Angka laga memperlihatkan siapa yang mengendalikan duel
Beberapa hal menonjol sejak menit-menit awal. Pada jeda, Rangers unggul bukan hanya karena gol Naderi, tetapi juga karena mereka memenangi lebih banyak duel di hampir seluruh area lapangan—sebuah pola yang disebut serupa dengan pertemuan terakhir mereka pada hari Minggu.
Mereka diklaim memenangi duel udara dengan perbandingan 67.6% berbanding 32.4%. Rangers juga mencatat delapan tembakan dibanding satu tembakan milik Celtic, dengan enam tembakan mengarah ke sasaran sementara Celtic nol. Data sentuhan menyebut Camilo Duran menyentuh bola delapan kali, Kevin Kelsy 13 kali, dan Naderi 23 kali.
Hampir semua duel individu disebut lebih menguntungkan Rangers. Bahkan ketika Kasper Hogh—yang dikatakan sebagai rekrutan termahal klub—masuk pada laga itu, perubahan berarti tidak langsung terjadi.
Hogh disebut tetap tidak menerima umpan yang cukup, dan cara ia terlihat di lapangan digambarkan seperti pemain yang sedang kekurangan keyakinan. Dalam kondisi seperti itu, sekalipun bola datang, tidak ada jaminan ia akan mengeksekusi dengan cara yang begitu sering ia tunjukkan ketika bermain untuk Bodo-Glimt.
Masalah Celtic makin terasa ketika penyelesaian utama mereka juga tak mendapatkan start, sementara pemimpin tim, Callum McGregor, disebut kewalahan oleh tekanan. Jika situasi seperti itu terjadi bersamaan, persoalan menjadi terlalu berat bagi O’Neill untuk diselesaikan sendirian.
McInnes memang benar soal “three points”, tetapi yang paling menentukan saat ini adalah momentum yang dibawa Rangers di Glasgow. Energi, kejernihan, dan optimisme yang muncul digambarkan sebagai “blue and not green”—sebuah sinyal bahwa roda kekuatan berpindah dengan cepat.

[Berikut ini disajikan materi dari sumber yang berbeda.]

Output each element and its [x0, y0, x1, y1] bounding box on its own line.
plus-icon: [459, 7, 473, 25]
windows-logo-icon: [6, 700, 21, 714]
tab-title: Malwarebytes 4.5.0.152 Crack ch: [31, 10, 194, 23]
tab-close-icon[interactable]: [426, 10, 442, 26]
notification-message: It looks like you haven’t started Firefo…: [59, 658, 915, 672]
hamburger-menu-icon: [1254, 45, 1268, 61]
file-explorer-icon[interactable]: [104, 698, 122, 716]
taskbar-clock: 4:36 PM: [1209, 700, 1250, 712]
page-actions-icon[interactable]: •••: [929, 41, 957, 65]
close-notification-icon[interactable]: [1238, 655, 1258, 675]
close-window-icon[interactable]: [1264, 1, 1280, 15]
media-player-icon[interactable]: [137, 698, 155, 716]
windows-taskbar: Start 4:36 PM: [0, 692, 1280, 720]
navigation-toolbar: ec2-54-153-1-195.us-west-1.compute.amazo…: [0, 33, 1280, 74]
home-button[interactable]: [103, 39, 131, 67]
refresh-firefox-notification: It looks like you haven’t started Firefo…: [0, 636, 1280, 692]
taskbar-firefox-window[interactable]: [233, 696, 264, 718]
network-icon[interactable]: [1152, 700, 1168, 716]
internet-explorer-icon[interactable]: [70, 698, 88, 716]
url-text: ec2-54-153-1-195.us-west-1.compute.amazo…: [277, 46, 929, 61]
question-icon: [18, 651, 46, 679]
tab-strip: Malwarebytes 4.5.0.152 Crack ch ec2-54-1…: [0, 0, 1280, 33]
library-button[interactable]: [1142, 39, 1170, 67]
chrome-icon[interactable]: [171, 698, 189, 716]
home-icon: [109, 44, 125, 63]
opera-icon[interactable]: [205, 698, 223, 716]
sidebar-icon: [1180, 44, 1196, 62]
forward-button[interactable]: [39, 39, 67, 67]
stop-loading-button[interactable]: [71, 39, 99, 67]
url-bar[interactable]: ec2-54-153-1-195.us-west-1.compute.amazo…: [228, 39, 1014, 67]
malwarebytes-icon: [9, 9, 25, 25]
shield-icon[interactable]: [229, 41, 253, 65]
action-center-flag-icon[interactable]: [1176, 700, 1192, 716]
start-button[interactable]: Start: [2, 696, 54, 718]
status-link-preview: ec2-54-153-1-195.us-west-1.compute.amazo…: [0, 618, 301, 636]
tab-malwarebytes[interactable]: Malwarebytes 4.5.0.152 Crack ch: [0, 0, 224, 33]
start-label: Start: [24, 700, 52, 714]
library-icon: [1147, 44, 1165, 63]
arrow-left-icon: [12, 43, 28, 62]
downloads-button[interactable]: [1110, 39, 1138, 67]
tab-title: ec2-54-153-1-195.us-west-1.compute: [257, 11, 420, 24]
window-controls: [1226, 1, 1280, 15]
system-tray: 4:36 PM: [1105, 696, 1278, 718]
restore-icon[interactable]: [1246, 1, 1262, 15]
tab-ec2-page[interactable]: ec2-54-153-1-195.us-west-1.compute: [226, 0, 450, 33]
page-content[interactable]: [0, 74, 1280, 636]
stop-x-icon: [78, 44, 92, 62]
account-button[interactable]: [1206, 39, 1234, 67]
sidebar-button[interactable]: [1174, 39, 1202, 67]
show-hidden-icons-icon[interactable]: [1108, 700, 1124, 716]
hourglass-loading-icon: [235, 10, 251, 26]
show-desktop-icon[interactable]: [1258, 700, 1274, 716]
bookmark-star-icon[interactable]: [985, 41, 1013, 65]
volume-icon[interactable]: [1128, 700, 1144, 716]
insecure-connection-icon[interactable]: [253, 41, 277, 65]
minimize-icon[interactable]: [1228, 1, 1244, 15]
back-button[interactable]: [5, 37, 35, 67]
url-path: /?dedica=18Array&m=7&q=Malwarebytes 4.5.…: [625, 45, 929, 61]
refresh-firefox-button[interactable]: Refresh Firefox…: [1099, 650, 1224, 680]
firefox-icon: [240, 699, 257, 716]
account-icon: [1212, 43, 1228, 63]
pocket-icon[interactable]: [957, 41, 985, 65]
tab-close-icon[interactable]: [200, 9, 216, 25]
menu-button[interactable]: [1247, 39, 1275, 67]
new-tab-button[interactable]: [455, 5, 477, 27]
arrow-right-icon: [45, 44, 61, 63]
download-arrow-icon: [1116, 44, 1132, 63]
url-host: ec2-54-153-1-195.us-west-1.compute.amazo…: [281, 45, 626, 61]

Tentu, momentum bisa berbalik lagi jika Celtic mampu merapikan permainan mereka. Namun untuk saat ini, pertanyaan besar memang menumpuk. Rangers terlihat seperti klub yang tahu arah yang ingin mereka tuju, sementara Celtic justru tampak tersesat dalam kabut kebingungan dan ketidakpastian.